33 research outputs found
Algorithms for the reconstruction, analysis, repairing and enhancement of 3D urban models from multiple data sources
Over the last few years, there has been a notorious growth in the field of digitization of 3D buildings and urban environments. The substantial improvement of both scanning hardware and reconstruction algorithms has led to the development of representations of buildings and cities that can be remotely transmitted and inspected in real-time. Among the applications that implement these technologies are several GPS navigators and virtual globes such as Google Earth or the tools provided by the Institut Cartogràfic i Geològic de Catalunya.
In particular, in this thesis, we conceptualize cities as a collection of individual buildings. Hence, we focus on the individual processing of one structure at a time, rather than on the larger-scale processing of urban environments.
Nowadays, there is a wide diversity of digitization technologies, and the choice of the appropriate one is key for each particular application. Roughly, these techniques can be grouped around three main families:
- Time-of-flight (terrestrial and aerial LiDAR).
- Photogrammetry (street-level, satellite, and aerial imagery).
- Human-edited vector data (cadastre and other map sources).
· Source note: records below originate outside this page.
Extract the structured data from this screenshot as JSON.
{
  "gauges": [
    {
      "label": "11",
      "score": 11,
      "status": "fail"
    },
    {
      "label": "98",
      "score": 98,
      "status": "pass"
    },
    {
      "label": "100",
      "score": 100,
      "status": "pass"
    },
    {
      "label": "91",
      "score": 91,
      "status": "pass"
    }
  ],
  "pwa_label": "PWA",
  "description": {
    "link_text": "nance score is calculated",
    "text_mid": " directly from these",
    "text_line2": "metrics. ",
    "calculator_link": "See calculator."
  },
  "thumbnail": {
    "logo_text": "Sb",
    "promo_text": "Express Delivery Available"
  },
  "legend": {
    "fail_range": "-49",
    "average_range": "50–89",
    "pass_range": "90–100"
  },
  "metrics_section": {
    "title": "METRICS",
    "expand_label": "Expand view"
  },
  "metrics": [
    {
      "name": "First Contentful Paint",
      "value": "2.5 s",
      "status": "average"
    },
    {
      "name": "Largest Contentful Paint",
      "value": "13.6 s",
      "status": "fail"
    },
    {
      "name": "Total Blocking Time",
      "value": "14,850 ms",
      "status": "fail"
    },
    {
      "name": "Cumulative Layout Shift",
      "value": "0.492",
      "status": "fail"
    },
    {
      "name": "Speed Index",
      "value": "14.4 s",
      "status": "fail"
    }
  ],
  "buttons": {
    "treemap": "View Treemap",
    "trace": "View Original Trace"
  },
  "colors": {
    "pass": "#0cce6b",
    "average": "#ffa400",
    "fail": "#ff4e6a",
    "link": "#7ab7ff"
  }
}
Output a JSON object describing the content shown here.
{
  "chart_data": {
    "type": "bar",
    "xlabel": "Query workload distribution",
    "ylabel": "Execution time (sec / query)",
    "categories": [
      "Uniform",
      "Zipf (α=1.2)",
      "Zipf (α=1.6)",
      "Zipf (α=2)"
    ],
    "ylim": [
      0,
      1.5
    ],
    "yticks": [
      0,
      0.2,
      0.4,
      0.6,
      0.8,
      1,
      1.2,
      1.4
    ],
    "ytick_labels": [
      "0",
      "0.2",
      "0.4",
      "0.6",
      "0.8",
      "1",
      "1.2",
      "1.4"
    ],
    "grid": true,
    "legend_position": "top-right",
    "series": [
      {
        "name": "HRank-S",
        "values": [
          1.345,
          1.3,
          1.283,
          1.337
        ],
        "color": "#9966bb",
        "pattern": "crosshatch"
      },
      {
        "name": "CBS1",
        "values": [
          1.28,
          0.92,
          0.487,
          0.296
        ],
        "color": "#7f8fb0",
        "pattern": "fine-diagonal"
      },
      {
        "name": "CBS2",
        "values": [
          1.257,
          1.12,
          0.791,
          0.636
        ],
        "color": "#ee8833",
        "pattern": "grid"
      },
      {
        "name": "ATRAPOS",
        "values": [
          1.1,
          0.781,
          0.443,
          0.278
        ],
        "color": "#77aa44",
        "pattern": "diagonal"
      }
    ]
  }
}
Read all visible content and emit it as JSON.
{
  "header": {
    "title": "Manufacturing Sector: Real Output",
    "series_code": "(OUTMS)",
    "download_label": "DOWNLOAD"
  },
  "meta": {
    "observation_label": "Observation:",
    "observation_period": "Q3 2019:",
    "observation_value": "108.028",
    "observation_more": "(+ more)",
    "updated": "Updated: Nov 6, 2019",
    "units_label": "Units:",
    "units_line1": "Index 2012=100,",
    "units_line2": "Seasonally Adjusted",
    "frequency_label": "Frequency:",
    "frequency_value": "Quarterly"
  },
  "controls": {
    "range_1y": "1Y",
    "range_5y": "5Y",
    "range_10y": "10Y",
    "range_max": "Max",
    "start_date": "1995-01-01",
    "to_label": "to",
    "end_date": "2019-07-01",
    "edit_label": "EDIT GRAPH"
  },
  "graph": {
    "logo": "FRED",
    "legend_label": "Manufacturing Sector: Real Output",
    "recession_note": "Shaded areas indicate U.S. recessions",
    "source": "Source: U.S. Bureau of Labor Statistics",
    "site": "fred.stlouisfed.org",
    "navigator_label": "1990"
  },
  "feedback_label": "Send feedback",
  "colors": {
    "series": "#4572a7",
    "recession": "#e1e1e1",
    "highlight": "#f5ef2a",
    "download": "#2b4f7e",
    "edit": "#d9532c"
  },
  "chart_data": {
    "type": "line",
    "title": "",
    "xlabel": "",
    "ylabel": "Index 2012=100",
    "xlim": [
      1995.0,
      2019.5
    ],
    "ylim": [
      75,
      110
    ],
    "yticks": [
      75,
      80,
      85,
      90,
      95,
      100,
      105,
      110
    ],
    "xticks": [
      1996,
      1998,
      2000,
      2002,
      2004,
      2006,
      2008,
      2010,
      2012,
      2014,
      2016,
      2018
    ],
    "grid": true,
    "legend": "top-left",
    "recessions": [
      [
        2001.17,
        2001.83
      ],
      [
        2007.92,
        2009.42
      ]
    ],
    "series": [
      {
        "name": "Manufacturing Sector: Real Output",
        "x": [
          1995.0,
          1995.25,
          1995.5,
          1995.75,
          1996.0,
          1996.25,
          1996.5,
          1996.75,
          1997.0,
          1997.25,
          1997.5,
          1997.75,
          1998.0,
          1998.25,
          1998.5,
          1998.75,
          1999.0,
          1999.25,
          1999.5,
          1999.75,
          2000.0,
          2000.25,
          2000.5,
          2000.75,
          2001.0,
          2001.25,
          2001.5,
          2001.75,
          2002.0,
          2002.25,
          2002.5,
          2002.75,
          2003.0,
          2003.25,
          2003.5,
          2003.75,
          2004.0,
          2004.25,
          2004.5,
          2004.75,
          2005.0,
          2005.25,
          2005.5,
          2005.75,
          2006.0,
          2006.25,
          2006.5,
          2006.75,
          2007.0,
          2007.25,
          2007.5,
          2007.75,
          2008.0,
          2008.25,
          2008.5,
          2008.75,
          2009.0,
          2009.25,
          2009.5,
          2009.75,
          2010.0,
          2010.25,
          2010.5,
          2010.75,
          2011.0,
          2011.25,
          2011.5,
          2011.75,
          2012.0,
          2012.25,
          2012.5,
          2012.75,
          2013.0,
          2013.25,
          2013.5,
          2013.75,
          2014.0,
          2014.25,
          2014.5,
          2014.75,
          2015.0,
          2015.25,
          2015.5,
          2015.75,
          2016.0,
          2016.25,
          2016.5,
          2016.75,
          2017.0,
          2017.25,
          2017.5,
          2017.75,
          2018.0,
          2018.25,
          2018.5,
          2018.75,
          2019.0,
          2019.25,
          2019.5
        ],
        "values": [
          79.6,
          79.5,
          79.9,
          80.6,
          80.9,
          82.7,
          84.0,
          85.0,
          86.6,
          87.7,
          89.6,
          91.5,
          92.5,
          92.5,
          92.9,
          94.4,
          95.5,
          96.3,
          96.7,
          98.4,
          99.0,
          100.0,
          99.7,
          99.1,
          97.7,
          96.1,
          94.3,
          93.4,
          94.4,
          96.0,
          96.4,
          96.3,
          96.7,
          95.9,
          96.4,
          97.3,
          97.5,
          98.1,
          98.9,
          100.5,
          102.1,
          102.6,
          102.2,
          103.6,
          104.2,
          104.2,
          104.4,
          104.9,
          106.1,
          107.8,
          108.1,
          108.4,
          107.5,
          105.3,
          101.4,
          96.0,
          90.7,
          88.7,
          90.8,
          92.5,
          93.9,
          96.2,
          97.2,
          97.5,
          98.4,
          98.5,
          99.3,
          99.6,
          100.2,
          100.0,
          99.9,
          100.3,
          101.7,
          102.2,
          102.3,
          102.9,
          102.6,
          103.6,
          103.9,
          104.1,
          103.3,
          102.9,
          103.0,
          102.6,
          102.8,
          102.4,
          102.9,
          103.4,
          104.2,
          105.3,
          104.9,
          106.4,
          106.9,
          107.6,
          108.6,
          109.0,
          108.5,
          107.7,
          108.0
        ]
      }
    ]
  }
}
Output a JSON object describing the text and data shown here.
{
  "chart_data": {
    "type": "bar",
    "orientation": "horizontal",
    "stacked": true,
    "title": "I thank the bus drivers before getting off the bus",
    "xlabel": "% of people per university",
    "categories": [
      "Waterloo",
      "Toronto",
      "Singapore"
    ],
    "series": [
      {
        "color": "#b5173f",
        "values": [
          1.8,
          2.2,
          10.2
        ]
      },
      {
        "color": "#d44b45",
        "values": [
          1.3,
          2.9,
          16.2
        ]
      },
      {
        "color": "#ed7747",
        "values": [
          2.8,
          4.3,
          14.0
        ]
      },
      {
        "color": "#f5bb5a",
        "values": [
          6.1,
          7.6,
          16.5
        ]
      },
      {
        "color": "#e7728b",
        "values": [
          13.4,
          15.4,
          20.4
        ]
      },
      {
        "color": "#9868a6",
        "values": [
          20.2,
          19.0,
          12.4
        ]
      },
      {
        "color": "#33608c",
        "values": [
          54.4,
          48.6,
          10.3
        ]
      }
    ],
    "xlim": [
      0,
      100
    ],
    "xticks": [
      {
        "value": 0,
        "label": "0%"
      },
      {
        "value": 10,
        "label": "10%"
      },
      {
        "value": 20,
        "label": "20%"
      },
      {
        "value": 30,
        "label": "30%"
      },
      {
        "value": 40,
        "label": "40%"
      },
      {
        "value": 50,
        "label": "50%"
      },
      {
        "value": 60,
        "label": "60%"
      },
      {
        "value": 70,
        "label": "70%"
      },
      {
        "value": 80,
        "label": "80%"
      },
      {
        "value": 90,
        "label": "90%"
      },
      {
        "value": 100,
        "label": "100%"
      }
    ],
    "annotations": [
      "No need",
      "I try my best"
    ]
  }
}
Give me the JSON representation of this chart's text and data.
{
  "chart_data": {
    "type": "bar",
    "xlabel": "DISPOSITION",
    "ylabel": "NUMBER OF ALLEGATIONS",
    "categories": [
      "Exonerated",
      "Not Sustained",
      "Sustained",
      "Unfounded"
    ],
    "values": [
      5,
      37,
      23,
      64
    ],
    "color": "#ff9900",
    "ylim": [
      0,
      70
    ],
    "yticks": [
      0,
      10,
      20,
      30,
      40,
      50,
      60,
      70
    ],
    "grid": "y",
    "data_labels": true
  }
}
Each of these has its advantages in terms of covered area, data quality, economic cost, and processing effort.
Plane and car-mounted LiDAR devices are optimal for sweeping huge areas, but acquiring and calibrating such devices is not a trivial task. Moreover, the capturing process is done by scan lines, which need to be registered using GPS and inertial data. As an alternative, terrestrial LiDAR devices are more accessible but cover smaller areas, and their sampling strategy usually produces massive point clouds with over-represented plain regions. A more inexpensive option is street-level imagery. A dense set of images captured with a commodity camera can be fed to state-of-the-art multi-view stereo algorithms to produce realistic-enough reconstructions. One other advantage of this approach is capturing high-quality color data, whereas the geometric information is usually lacking.
In this thesis, we analyze in-depth some of the shortcomings of these data-acquisition methods and propose new ways to overcome them. Mainly, we focus on the technologies that allow high-quality digitization of individual buildings. These are terrestrial LiDAR for geometric information and street-level imagery for color information.
Our main goal is the processing and completion of detailed 3D urban representations. For this, we will work with multiple data sources and combine them when possible to produce models that can be inspected in real-time. Our research has focused on the following contributions:
- Effective and feature-preserving simplification of massive point clouds.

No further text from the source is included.